Selso the seal heads south – part two

After spending three months in recovery at Bayworld Aquarium in Port Elizabeth after once again stranding on a beach, Selso the seal was released on 27 February, 50 nautical miles off the Eastern Cape coastline, from where he will head for Antarctica.

Earlier in the day, blood and DNA samples were taken and his refurbished satellite tag was reattached to his head. As it did previously when Selso was released after a previous stranding and rehabilitation, the tag is expected to transmit daily information detailing his position and feeding pattern over the next 10 months as he heads towards Antarctica.

Selso looks out to sea from his crate before his release off the continental shelf

Selso’s first 11 months at sea post-rehabilitation at Sea World saw him covering a distance of more than 8 000km. He was initially released on 18 January 2014, 45 nautical miles off Port Elizabeth, and travelled southwards at a leisurely pace, reaching the Antarctic shelf four months after first entering the water. 

After spending a week feeding in the rich, yet freezing, Antarctic waters, he turned around and headed straight back towards South Africa, stopping off for two days on Marion Island.

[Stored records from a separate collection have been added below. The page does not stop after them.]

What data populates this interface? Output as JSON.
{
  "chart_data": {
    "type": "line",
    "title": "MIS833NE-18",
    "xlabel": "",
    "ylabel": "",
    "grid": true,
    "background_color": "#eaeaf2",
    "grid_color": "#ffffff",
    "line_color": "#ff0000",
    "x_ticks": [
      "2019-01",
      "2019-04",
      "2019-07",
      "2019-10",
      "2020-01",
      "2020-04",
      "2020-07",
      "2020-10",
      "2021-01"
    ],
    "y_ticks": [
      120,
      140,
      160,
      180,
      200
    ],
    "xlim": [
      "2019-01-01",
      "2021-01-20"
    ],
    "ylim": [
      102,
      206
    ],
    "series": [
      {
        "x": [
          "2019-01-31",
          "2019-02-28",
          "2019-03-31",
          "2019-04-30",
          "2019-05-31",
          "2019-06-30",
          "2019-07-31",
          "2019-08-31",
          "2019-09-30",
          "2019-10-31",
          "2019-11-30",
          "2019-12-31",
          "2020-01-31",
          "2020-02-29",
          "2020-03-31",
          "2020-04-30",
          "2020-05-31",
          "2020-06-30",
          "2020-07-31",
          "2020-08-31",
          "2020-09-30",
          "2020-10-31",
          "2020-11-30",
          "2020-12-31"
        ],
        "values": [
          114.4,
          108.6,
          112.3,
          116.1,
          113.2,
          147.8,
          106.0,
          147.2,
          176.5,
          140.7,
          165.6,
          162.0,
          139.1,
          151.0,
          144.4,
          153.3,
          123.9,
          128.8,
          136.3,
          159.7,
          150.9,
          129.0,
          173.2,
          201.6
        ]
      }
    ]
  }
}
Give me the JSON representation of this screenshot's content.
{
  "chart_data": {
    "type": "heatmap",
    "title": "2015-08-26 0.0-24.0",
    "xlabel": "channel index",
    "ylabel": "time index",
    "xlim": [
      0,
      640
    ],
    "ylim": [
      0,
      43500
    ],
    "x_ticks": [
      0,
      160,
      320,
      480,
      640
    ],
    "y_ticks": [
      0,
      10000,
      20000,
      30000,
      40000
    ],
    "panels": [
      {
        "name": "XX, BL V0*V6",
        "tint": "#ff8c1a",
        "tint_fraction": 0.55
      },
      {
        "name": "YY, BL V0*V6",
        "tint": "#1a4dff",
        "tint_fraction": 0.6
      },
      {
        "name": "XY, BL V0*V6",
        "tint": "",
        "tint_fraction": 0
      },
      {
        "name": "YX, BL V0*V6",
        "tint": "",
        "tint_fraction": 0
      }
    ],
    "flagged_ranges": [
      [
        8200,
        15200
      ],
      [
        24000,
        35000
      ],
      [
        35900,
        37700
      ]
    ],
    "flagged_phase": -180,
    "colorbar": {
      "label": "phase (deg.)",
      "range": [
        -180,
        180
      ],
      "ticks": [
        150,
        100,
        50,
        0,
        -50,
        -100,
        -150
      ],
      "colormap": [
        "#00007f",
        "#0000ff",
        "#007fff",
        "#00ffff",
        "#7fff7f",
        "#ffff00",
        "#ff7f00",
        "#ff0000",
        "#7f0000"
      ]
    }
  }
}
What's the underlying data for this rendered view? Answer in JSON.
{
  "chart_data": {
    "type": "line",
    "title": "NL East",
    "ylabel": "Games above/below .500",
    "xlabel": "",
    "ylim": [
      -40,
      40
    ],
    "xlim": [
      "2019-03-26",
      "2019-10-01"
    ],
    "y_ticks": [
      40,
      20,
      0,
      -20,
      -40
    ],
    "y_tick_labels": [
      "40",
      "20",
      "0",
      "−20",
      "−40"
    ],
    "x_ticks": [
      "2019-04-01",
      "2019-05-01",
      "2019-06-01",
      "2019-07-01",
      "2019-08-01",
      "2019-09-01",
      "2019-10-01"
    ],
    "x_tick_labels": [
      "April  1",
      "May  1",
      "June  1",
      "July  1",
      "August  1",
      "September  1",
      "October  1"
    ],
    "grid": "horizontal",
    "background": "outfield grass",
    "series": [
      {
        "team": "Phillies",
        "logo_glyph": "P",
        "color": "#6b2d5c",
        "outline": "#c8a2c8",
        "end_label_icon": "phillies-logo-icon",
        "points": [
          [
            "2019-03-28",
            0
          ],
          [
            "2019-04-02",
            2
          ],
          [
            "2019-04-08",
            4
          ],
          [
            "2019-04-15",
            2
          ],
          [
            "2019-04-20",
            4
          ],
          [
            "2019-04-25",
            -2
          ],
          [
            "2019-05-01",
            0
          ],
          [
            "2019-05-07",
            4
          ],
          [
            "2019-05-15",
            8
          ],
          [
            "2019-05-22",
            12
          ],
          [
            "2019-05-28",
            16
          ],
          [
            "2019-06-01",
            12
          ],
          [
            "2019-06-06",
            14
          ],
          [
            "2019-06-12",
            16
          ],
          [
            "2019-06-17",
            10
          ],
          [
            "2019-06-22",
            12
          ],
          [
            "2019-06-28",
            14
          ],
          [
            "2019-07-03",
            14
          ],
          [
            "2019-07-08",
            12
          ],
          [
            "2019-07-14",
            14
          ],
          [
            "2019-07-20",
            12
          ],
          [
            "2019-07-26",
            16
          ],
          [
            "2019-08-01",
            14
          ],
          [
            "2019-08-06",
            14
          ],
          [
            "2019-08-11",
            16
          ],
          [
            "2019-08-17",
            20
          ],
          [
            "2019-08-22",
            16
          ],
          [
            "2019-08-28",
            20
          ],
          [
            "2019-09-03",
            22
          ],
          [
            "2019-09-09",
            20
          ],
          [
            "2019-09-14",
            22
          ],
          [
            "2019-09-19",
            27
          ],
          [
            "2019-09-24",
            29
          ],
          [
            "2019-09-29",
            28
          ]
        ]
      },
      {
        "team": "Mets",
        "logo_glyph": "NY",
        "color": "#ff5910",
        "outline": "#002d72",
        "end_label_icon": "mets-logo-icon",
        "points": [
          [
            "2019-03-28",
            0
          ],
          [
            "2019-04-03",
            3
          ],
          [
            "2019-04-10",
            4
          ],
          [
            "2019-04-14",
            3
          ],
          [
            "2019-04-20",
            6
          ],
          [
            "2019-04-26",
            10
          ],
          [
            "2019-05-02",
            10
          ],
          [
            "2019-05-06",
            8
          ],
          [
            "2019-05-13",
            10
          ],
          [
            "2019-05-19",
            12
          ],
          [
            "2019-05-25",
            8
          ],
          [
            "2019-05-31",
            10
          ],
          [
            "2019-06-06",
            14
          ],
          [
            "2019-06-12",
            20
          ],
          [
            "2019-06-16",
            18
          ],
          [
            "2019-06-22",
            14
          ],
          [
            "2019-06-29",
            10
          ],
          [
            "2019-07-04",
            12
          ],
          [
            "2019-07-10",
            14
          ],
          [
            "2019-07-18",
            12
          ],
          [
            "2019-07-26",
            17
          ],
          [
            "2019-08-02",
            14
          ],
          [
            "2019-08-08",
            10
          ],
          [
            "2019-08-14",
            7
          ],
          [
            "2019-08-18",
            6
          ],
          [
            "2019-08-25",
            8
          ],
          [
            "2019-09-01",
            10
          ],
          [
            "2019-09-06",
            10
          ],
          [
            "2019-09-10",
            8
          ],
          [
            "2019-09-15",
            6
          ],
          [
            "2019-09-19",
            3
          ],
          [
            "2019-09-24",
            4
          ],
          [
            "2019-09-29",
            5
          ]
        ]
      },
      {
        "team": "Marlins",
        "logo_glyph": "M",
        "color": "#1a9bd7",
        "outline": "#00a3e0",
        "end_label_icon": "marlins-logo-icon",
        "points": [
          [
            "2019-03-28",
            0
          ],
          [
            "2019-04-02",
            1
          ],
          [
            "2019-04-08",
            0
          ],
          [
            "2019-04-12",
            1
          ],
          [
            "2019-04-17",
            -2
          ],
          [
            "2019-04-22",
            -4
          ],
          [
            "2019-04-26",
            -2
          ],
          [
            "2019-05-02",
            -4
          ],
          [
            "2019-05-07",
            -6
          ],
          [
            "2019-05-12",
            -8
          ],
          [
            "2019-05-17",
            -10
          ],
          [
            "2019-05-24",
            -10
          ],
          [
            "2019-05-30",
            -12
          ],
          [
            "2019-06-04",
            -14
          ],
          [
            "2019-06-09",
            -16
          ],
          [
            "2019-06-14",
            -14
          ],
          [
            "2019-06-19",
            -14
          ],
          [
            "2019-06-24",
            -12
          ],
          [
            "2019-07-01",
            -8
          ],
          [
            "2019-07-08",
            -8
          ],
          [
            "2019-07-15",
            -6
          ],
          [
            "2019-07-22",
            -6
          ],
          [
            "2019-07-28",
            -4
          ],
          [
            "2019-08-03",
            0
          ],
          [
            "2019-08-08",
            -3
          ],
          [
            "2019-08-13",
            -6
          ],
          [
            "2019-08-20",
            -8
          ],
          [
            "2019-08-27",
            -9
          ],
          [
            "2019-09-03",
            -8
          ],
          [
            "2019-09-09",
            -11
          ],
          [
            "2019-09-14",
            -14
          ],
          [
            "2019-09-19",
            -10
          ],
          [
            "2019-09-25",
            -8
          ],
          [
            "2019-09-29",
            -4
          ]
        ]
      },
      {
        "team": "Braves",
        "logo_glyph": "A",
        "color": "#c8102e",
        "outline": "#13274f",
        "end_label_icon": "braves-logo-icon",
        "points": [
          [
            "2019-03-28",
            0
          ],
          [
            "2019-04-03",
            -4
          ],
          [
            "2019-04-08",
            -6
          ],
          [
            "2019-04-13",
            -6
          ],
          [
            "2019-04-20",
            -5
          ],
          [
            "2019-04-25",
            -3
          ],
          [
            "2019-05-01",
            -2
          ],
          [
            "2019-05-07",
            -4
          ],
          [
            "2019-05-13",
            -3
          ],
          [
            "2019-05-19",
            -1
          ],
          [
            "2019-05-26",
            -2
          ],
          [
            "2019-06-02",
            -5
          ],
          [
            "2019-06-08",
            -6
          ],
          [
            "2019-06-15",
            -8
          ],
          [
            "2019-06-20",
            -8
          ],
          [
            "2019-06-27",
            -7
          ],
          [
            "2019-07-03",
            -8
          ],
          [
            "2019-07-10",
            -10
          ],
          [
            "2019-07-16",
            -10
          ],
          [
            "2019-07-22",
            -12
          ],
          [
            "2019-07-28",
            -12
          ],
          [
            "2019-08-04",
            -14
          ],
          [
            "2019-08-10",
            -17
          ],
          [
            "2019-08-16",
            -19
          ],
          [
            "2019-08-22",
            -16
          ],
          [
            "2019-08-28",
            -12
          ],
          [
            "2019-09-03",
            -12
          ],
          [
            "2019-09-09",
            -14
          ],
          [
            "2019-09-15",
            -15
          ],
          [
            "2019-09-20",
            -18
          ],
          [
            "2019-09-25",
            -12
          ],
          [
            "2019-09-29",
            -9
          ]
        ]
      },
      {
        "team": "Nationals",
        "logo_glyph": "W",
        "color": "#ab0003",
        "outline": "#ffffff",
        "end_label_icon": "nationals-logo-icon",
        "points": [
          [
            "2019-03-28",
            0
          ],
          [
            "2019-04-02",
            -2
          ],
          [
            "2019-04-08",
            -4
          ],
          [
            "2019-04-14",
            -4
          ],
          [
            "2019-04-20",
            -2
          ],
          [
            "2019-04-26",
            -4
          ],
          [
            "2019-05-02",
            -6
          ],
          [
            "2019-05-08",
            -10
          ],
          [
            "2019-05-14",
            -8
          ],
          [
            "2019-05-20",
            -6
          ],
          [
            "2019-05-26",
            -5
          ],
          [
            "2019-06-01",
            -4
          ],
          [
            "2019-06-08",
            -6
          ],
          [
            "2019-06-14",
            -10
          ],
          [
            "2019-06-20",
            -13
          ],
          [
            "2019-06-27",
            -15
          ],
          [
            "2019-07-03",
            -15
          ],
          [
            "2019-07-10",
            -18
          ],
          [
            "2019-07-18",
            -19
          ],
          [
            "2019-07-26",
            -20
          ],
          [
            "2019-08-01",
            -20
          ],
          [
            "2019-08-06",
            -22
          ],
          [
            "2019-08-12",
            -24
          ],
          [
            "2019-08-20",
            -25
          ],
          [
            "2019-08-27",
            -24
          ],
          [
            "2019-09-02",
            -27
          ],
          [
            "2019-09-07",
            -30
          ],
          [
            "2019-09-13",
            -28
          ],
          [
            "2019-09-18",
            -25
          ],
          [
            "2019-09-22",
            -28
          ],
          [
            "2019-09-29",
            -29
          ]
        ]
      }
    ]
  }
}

On 15 November 2014 Selso came ashore in the Cape Recife Nature Reserve close to Port Elizabeth’s Bayworld Aquarium. Having begun his annual moult he was a bedraggled, sorry sight lying motionless on the sand in the howling wind. Apart from moulting, he had lost weight and the valuable satellite tag on his head was about to fall off.

How fortuitous it was that the Bayworld scientists were able to retrieve the satellite tag from his head, as it contained invaluable information recorded every four minutes along the seal's incredible journey. Information such as how deep and how long Selso dived, where he spent his time, and the reasons he fished where he did. It even recorded the ocean temperature every four minutes.

Selso's progress since his second release as charted by information from his satellite tracker

uShaka Sea World’s assistant curator, Colette Bodenstaff, was Selso’s principal caregiver when he spent seven months in rehabilitation at uShaka Sea World prior to his initial release, so she flew down to Port Elizabeth to assist Bayworld.

Colette observed Selso’s final weigh-in and blood and DNA samples being taken before he was gently encouraged into the waiting transportation crate. The trip to the harbour was without incident and soon they were on their way out to sea.

After two-and-a-half hours travelling out to sea they finally reached the continental shelf, an ideal release site for southern elephant seals as it features depths of up to 2 000m.

“Unlike the first time we released Selso from an MSC cruise ship and he entered the water head first, this time Selso turned around in his crate and entered the water backwards,” said Colette.

Colette recalled the day 20 months ago when she received a message from a concerned member of the public who saw a “strange-looking” seal lying on a beach in KwaZulu-Natal. 

She immediately went to the seal's rescue and fell hopelessly in love with his huge imploring eyes. "My wish for Selso is that he will enjoy many more adventures at sea and that we will be able to continue to follow his escapades via satellite," said Colette.

Judging by his behaviour, it seems Selso has fallen in love with his carers in South Africa. Time will tell whether he returns to South African shores for a third visit.